FoundationDB is another hybrid NewSQL database whose proprietary NoSQL-style core key value store can act as universal storage with the transactional integrity of SQL DBMS. Unfortunately, many FoundationDB users were surprised in March when Apple purchased the ISV, possibly for its own high-volume OLTP needs, and its open-source components were promptly removed from GitHub.
Building better data science teams
As with any technology initiative, the biggest success factors aren’t the tools, but the people using them.
Intuit is a case in point: With the 2013 acquisition of Level Up Analytics, the consumer tax and accounting software maker injected a team of data science professionals into the heart of its business.
Futuristic as the possibility of parsing both human data and the data “exhaust” from the Internet of Things sounds, the technology may be the easy part. As the textbook “Doing Data Science” by Cathy O’Neil and Rachel Schutt explained, “You all are not just nerds sitting in the corner. You have increasingly important ethical questions to consider while you work.”
Ultimately, user-generated data will form a feedback loop, reinforcing and influencing subsequent user behaviors. According to O’Neil and Schutt, for data science to thrive, it will be critical to “bring not just a set of machine learning tools, but also our humanity, to interpret and find meaning in data and make ethical, data-driven decisions.”

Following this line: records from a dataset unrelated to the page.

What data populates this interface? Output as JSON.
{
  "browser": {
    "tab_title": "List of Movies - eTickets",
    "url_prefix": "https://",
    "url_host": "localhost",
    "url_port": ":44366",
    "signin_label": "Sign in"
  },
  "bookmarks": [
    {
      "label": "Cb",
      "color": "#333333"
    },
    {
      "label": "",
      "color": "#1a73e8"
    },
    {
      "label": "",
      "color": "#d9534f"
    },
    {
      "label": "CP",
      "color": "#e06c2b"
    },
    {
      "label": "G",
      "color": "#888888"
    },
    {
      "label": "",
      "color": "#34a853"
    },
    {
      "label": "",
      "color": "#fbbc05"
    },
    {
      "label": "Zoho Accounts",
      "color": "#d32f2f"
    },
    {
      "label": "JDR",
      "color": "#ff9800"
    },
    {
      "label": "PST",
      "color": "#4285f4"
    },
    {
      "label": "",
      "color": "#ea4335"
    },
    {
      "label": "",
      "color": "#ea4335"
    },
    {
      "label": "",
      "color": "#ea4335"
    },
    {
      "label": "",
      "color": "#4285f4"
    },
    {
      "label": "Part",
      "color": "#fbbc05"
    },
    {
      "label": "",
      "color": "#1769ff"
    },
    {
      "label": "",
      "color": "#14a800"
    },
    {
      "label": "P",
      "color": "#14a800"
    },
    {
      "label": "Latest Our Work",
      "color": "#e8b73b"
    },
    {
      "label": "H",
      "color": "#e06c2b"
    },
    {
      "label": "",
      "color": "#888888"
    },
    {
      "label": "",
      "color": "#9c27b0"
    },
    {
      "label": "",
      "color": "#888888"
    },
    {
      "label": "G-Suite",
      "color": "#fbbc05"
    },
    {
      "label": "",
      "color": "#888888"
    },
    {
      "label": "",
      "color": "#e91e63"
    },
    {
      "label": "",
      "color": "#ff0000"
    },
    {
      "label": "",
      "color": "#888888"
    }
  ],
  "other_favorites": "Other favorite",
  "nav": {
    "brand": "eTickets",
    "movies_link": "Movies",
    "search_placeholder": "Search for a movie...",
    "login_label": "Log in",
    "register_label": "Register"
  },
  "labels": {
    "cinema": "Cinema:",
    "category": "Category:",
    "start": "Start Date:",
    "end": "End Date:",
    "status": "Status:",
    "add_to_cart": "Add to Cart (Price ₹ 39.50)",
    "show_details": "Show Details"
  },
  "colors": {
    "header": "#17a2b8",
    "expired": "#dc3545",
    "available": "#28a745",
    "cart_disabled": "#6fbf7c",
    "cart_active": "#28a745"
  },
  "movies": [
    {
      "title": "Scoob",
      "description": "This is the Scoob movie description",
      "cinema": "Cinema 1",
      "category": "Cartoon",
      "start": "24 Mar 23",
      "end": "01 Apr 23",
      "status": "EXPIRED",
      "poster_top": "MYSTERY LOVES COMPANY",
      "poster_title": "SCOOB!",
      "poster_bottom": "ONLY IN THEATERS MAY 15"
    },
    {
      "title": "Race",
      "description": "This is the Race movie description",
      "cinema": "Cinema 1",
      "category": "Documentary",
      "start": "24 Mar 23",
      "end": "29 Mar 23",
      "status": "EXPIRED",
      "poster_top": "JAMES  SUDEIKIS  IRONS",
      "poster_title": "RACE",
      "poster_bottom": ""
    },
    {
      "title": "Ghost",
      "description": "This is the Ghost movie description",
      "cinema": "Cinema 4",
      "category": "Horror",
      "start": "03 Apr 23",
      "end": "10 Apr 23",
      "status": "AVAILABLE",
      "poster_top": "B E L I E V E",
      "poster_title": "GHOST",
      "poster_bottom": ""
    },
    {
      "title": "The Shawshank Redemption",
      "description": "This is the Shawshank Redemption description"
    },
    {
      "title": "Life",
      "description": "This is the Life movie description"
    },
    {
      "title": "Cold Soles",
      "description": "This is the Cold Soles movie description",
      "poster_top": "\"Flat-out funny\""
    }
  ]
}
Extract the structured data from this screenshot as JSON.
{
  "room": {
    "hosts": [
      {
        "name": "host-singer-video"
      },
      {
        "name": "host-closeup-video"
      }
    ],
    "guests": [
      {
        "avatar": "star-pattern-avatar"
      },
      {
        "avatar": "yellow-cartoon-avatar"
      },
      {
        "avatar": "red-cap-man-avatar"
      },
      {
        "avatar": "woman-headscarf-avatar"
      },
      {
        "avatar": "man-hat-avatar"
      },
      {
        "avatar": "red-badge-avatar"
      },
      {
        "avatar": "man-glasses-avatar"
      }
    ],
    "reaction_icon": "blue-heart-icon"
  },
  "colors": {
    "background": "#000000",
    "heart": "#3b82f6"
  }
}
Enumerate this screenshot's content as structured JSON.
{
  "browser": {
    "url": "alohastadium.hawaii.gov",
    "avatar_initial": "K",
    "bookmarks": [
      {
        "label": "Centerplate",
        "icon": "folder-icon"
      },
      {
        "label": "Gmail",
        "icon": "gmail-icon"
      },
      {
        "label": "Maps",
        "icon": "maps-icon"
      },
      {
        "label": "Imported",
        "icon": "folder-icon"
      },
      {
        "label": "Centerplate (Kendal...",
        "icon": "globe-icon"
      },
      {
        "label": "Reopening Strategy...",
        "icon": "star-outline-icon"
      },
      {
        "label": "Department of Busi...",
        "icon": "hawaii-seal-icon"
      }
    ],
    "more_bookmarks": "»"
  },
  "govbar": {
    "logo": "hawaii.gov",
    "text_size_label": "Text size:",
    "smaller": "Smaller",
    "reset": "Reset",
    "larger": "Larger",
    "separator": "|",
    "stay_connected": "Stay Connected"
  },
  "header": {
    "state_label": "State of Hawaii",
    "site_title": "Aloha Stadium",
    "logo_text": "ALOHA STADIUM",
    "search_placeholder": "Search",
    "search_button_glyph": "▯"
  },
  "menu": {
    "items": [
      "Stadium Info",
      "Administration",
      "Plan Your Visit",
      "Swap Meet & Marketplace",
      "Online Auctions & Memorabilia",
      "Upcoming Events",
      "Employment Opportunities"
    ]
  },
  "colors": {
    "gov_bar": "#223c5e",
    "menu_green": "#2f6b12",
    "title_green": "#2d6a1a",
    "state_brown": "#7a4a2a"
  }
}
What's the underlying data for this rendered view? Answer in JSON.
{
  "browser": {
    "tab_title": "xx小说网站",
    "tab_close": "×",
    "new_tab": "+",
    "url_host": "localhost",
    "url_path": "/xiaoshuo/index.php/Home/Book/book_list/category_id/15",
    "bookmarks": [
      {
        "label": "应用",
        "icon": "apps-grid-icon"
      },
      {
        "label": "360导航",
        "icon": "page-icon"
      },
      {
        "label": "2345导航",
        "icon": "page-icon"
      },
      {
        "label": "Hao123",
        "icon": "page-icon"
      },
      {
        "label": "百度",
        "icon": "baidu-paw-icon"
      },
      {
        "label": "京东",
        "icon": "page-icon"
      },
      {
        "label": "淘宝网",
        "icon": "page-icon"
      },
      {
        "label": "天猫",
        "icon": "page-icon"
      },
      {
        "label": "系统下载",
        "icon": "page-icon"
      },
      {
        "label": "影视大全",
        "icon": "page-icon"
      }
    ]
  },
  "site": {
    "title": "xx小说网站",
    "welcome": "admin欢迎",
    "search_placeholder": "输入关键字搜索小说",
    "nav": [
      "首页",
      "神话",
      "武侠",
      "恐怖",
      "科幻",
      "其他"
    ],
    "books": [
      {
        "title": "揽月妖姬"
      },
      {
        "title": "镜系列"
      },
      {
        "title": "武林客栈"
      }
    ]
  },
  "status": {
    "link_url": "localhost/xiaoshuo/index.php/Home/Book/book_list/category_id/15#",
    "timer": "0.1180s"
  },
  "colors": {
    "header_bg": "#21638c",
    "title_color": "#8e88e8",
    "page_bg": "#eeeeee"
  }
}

How to find a data scientist
Claudia Perlich knows quite a bit about competition: She’s a three-time winner of the KDD Cup, the ACM’s annual data mining and knowledge discovery competition. Her recommendation for finding a qualified data scientist? Use a platform like Kaggle and make it a contest.
First, however, you must answer the hardest question: What data science problem to solve. “This is typically one of the hardest questions to answer, but very much business-dependent,” she said. Once you have formulated a compelling question, a Kaggle competition “will get you almost surely the highest-performance solution emerging from the work of thousands of competing data scientists. You could even follow up with whoever is doing well and hire them.
“It turns out that many companies are using Kaggle as a screening platform for DS applicants. It is notably cheaper than paying a headhunter, and you can be confident that the person you hire can in fact solve the problem.”